Sens. Thom Tillis and Chris Coons have summoned stakeholders to a fresh round of closed-door meetings on a revised proposal to rewrite patent eligibility law.
Tillis (R-N.C.) and Coons (D-Del.) have scheduled two meetings, for Aug. 20 and 21, according to sources familiar with the effort.
The draft proposal could undo several U.S. Supreme Court decisions on what inventions deserve patent protection. The rulings have left the law poorly defined, and made it harder for companies to win patents and raise venture capital, attorneys and some trade groups say.
Participants will be given 30 minutes to review the new draft, but must leave the document and any notes behind at the end of the meeting, according to an invitation obtained by Bloomberg Law.
The participants will discuss revisions made after three patent eligibility hearings held in June by Tillis, the chairman of the Senate Judiciary Committee’s intellectual property subcommittee, and Coons, the subcommittee’s ranking member, the email said. The pair last floated a proposal in May.
A spokesperson for Tillis didn’t immediately respond to a request for comment.
Coons’ staff continues to meet with stakeholders and legal experts to discuss changes to patent law, including Section 101, which defines patent eligibility, Sean Coit, a Coons spokesman, said.
“We have not yet finalized any further draft bill language,” Coit said.
Representatives from trade groups, technology and pharmaceutical companies or legal associations will likely attend the meetings, the sources said. Alphabet Inc.'s Google, Qualcomm Inc., Genetech Inc., pharmaceutical industry group PhRMA, and the Biotechnology Innovation Organization, among others, were invited to earlier meetings.
Spokespeople for Reps. Doug Collins (R-Ga.), Hank Johnson (D-Ga.) and Steven Stivers (R-Ohio), who are working with Tillis and Coons on the revamp, didn’t immediately respond to requests for comment.

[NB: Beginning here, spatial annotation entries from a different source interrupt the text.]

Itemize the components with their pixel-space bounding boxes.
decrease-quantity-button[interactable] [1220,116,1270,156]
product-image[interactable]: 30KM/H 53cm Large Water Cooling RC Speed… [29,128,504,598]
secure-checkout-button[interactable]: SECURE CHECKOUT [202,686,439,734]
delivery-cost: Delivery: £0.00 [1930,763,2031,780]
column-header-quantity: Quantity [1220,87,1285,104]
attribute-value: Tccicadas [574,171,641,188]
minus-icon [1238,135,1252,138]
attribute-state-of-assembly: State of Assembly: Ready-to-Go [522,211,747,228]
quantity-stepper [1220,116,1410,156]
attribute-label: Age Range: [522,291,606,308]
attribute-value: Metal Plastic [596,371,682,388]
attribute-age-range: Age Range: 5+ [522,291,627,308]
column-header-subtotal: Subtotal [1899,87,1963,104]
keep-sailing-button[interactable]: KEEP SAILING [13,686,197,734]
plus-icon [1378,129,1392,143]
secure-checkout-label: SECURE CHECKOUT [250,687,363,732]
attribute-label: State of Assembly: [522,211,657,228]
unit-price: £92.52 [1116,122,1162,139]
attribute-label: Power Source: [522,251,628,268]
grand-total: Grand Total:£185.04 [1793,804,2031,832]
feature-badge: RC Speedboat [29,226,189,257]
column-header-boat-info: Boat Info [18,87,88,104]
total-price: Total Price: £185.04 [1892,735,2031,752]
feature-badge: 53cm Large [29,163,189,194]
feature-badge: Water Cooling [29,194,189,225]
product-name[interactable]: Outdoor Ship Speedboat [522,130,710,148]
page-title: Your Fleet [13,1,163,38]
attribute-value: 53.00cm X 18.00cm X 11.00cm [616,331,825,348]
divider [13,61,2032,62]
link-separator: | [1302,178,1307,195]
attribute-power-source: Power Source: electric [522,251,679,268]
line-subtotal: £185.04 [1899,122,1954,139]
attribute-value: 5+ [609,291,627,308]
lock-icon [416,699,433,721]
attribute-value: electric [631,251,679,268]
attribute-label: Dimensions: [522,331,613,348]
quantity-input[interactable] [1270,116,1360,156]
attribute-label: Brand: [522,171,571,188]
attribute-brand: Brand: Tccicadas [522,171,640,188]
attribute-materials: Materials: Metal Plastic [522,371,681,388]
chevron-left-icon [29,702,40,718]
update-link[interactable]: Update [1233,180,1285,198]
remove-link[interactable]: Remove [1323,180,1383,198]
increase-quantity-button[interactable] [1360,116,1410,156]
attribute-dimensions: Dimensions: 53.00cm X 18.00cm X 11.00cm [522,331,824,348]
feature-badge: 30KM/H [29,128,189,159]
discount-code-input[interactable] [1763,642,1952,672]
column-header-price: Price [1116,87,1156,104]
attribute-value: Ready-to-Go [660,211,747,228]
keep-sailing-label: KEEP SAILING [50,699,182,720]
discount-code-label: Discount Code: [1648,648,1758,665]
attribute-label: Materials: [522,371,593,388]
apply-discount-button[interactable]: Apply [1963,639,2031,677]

The lawmakers and their aides have been meeting with industry representatives and others since December 2018 about how to rewrite the law in light of emerging technologies such as artificial intelligence and personalized medicine.
Technology, pharmaceutical and biotechnology industry representatives, and other supporters of a patent eligibility law update have lauded the proposed changes as a way to boost innovation.
Opponents, such as the High Tech Inventors Alliance, which represents Alphabet Inc.'s Google and Amazon.com Inc., have asked lawmakers to preserve the existing eligibility test.